Key Design Decisions

  • SQLite as the runtime: All data lives in SQLite. External databases are accessed through virtual tables, presenting a unified SQL interface.
  • Native tokenizer: The parser reuses SQLite's own tokenizer (via P/Invoke to SxGetToken) for token-level compatibility with SQLite SQL.
  • Grammar validation: Standard SQL is validated against the full SQLite grammar before execution, catching syntax errors early with helpful messages.

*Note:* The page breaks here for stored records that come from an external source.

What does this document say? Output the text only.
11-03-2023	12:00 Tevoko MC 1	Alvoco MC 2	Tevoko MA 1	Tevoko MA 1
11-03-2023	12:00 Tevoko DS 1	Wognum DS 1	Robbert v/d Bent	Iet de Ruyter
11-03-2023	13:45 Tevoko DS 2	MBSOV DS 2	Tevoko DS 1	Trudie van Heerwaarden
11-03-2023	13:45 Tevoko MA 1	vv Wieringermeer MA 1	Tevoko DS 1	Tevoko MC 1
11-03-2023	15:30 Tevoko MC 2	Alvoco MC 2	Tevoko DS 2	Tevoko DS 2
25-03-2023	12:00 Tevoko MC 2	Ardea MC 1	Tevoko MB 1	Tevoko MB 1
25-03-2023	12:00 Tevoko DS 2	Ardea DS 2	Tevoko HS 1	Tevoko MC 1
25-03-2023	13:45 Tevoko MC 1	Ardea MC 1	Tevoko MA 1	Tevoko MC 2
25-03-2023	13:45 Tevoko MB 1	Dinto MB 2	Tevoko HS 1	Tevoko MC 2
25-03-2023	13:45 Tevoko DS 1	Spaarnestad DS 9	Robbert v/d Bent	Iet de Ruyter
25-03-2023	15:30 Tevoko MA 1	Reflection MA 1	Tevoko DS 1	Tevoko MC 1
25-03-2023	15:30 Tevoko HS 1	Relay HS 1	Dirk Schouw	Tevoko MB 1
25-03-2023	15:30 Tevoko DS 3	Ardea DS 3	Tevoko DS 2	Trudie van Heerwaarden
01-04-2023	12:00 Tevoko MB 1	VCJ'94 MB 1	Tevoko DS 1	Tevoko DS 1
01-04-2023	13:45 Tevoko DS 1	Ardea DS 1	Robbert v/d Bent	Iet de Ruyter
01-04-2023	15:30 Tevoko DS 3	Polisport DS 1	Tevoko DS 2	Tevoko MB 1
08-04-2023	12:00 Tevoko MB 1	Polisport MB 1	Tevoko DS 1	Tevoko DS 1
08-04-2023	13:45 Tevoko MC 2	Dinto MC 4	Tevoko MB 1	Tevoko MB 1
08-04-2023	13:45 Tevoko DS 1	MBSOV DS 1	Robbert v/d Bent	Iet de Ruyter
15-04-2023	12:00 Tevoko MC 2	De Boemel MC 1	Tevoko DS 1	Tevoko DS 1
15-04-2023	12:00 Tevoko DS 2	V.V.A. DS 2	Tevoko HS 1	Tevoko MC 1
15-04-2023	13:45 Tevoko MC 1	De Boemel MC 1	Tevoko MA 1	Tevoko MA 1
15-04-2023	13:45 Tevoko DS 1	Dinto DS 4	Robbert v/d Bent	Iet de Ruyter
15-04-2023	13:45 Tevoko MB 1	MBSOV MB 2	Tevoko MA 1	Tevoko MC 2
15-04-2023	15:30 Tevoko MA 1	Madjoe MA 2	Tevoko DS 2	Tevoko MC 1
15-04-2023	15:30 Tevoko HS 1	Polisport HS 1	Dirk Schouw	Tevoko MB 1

  • Macro system: MacroProcessor allows transparent SQL transformations (e.g., rewriting queries) without modifying the grammar itself.
  • Disk-backed results: Large result sets automatically spill to disk to prevent out-of-memory conditions.
  • Extensibility by reflection: Custom functions, macros, and ADO modules are discovered and registered via reflection at initialization.